Modelling of a fixed bed reactor for Fischer-Tropsch synthesis of simulated N-2-rich syngas over Co/SiO2: Hydrocarbon production

A numerical pseudo-homogeneous one-dimensional mathematical model of a mini-scale laboratory fixed bed reactor for Fischer-Tropsch (FT) synthesis was developed. FT synthesis was modelled for simulated N-2-rich syngas (17%Vol CO, 33%Vol H-2, and 50%Vol N-2) on a cobalt-silica (i.e. Co/SiO2) catalyst/support. The performance of the reactor model for gas/liquid fuel production was studied at different operating conditions i.e. temperature of 503-543 K, pressure of 10-25 bar and gas hourly space velocity (GHSV) of 1800-3600 Nml g(cat)(1)h (1). An algorithm was written in order to calculate the conservation of species, pressure drop, reaction rate equations and physicochemical and thermodynamic properties' relationships along the axial dimension i.e. in the flow direction.

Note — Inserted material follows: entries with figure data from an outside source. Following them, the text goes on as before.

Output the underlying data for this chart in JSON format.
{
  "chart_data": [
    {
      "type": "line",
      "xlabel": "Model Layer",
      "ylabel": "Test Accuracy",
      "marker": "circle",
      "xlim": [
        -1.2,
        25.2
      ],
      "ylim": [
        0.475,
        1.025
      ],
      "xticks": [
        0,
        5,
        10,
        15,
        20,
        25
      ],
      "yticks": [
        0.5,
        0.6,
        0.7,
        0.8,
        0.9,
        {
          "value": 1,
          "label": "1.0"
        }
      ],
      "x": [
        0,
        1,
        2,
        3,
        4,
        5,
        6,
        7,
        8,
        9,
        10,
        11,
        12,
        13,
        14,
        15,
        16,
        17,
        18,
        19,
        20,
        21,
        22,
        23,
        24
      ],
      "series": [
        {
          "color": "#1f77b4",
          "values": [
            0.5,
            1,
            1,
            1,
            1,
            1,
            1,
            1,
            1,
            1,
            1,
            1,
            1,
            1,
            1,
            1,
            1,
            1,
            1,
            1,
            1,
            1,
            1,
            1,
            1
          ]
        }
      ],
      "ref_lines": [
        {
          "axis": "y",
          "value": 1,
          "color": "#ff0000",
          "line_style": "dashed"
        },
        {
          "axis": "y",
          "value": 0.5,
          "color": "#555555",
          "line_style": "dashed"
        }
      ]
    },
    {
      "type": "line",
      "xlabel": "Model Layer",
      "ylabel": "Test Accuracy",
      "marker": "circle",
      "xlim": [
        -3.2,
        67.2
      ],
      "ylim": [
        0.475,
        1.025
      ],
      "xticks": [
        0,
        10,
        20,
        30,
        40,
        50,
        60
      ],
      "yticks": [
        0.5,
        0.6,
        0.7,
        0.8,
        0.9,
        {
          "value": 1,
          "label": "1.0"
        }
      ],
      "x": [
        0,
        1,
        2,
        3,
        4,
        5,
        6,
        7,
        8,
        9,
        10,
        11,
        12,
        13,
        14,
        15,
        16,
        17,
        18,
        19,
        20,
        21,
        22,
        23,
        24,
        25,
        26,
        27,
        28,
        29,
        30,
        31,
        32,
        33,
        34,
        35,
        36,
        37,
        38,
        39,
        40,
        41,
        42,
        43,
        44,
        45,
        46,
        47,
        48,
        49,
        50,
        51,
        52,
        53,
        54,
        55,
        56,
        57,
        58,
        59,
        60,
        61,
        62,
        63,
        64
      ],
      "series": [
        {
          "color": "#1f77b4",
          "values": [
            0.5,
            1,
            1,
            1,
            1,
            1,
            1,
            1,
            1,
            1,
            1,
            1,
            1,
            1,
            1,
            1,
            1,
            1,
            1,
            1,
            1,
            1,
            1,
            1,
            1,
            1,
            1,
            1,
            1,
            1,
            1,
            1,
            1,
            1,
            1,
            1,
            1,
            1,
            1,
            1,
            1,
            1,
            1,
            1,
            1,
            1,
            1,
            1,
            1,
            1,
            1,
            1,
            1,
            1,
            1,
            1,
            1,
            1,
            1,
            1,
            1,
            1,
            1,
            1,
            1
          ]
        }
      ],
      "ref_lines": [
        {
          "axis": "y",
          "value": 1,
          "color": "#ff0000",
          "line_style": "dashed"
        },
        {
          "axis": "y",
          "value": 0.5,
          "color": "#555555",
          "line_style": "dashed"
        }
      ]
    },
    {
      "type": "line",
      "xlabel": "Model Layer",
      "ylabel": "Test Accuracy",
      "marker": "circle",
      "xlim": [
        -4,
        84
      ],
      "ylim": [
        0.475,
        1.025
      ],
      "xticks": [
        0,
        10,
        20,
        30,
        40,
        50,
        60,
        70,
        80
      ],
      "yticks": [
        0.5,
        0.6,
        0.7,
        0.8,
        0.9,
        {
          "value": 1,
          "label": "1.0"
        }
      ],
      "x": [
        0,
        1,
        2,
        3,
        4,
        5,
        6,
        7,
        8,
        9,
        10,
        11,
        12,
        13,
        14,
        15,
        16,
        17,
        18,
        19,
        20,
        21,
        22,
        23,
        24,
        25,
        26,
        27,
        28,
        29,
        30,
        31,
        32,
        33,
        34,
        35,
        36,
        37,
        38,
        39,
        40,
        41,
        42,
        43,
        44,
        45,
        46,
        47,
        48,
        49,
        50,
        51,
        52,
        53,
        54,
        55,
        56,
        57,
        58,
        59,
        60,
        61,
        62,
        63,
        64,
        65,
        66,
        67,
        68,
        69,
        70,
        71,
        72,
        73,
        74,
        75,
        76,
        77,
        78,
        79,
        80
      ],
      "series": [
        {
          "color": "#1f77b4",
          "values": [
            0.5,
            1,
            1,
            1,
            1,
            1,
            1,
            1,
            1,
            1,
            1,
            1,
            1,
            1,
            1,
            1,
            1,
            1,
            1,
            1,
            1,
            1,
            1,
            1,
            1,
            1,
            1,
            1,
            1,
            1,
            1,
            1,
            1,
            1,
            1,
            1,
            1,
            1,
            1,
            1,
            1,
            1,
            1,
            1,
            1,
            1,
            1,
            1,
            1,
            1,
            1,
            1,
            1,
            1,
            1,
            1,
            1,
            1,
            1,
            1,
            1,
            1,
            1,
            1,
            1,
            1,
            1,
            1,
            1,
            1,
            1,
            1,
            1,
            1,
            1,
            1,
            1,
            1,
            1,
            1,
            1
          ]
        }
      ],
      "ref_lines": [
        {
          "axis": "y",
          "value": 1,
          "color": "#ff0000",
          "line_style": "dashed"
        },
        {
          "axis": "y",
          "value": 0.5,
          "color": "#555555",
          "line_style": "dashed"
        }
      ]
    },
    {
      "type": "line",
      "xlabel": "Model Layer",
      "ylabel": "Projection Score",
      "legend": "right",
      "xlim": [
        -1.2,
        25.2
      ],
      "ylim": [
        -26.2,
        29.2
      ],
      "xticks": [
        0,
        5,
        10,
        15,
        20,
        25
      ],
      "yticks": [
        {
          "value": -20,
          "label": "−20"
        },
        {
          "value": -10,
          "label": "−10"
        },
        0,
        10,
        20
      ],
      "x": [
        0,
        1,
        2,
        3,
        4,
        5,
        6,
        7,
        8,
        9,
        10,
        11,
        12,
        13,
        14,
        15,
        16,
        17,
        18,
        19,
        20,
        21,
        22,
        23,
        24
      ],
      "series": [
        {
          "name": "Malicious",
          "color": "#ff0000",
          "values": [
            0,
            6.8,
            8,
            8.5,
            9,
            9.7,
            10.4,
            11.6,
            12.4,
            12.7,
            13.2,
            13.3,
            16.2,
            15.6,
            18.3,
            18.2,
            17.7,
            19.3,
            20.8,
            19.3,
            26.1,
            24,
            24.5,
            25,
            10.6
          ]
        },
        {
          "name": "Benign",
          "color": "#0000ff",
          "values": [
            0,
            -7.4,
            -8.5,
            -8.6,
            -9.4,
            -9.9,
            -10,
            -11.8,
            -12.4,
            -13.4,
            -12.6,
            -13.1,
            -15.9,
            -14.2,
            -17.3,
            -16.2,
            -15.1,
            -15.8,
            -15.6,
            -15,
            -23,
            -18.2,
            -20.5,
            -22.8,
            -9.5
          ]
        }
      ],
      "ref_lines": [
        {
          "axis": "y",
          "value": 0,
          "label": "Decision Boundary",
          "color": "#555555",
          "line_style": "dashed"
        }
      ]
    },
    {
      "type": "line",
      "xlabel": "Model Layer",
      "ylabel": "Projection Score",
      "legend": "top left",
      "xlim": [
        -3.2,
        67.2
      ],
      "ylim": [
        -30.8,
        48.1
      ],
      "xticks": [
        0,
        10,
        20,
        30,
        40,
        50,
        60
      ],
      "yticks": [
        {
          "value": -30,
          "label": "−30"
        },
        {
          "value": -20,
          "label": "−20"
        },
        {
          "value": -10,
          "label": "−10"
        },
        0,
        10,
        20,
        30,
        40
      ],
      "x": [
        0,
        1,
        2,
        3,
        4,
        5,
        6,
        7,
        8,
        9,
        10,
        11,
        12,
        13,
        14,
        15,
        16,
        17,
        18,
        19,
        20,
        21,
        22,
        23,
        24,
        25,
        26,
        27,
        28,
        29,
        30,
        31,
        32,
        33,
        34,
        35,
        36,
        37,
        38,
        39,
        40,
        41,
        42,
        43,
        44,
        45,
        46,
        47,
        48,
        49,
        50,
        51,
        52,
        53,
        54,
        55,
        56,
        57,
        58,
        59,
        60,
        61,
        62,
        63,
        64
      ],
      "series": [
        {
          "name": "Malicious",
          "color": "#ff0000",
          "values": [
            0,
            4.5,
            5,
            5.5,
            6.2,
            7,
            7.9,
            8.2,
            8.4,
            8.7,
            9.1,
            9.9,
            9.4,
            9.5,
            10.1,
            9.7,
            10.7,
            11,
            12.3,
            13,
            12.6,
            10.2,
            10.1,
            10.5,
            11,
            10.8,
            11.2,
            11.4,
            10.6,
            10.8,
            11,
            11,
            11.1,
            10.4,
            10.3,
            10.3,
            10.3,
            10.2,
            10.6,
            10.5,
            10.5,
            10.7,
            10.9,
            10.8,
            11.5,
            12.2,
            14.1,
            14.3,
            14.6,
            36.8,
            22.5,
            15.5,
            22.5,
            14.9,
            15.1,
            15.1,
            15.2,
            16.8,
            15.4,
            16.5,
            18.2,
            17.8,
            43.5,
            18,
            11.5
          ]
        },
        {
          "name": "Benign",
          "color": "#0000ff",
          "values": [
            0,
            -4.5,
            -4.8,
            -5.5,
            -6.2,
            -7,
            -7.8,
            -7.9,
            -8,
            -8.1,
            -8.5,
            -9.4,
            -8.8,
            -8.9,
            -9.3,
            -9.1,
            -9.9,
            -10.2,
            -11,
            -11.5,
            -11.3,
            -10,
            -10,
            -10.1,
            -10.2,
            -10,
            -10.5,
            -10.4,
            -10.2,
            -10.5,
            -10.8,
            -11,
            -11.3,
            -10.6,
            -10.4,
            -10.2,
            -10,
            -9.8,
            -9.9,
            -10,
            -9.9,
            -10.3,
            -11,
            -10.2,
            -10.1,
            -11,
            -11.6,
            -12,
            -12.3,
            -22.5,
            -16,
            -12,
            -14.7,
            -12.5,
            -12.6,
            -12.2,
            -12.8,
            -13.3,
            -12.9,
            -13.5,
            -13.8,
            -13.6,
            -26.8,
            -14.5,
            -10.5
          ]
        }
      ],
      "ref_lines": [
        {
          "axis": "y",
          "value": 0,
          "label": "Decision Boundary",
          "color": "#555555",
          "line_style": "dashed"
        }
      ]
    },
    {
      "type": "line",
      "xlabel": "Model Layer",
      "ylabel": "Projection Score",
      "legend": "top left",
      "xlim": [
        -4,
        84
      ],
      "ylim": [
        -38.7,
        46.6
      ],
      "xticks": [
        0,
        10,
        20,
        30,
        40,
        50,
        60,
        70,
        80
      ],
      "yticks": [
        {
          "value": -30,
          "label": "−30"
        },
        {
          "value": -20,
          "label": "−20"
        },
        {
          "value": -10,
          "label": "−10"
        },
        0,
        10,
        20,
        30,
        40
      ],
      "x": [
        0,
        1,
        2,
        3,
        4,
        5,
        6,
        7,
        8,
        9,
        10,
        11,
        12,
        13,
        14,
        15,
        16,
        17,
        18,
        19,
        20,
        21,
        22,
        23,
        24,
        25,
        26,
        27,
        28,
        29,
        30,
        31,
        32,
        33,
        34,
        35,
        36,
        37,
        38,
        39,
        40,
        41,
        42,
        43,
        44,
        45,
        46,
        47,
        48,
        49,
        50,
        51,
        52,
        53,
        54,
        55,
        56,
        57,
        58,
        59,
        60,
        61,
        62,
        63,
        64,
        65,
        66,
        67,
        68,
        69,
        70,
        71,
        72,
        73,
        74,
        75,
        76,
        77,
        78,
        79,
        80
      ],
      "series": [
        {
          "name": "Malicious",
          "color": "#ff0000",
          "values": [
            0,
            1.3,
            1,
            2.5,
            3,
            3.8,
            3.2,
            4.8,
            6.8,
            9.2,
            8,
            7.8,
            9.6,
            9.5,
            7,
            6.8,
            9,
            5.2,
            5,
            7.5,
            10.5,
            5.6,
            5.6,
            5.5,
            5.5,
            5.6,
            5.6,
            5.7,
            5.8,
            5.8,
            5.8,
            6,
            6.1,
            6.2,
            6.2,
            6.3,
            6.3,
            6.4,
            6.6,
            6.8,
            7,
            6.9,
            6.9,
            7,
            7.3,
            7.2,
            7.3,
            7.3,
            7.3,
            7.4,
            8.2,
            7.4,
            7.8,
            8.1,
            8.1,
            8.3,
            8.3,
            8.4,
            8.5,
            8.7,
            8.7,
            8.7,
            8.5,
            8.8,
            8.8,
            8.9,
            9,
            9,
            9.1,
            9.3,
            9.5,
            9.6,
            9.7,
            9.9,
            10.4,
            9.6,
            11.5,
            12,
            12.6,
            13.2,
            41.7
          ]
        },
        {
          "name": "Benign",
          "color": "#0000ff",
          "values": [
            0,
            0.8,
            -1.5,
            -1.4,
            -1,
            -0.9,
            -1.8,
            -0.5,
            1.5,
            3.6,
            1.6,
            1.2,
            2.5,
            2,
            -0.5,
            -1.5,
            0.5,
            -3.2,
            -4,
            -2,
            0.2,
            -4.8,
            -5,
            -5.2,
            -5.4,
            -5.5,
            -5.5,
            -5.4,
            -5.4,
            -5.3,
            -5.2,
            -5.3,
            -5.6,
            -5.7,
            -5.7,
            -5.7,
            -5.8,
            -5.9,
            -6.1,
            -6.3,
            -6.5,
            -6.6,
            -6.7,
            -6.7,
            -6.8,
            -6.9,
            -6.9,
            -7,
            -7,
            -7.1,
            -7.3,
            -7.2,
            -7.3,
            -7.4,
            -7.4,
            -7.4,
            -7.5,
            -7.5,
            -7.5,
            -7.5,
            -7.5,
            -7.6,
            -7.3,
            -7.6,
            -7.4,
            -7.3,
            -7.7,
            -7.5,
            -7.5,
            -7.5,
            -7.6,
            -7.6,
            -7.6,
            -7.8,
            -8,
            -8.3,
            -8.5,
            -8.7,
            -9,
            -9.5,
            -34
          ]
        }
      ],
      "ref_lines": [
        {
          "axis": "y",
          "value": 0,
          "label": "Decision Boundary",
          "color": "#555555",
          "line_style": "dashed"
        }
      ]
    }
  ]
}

The program code was executed in a MATLAB environment to describe the profiles of concentration of each individual component in the gas phase along the reactor. The model was capable of predicting the selectivity of different product species and conversion of CO and H-2 in the flow direction.

The power law rate expression was chosen for the rate of reaction and the dominating FT and Water Gas Shift (WGS) reaction equations were considered in accordance with the literature. After the mechanisms and rate equations were derived, the kinetic data (e.g. rate constant (k(j)), for reaction 'j') for the proposed reaction equations were obtained as "integral reactor data'' where the total conversion is measured as a function of: catalyst weight to flow rate ratio (i.e. W/F), inlet pressure, final conversion obtained by experiment, and inlet fluid temperature. The pre-exponential factors (A(j)) were calculated by the classic Arrhenius equation using the predicted k(j) and literature-derived activation energies (E-j). Finally, the partial order of reactions with regard to CO (m(j)) and H-2 (n(j)) were calculated for the power law rate equation using MATLAB Global Optimization Toolbox with additional in-house procedures according to the results acquired from experiments with the Co/SiO2 catalyst.

The predicted results of the model were validated successfully against 16 experimental conditions with respect to conversion of CO and selectivity of products species such as CO2, CH4, C-2, C-3, C-4, and C5+. The error between the predicted and experimental results was negligible. Finally, the influence of the GHSV, temperature and inlet pressure of fluid mixture on components' selectivity and conversion, were also investigated and the conclusions were in agreement with the literature.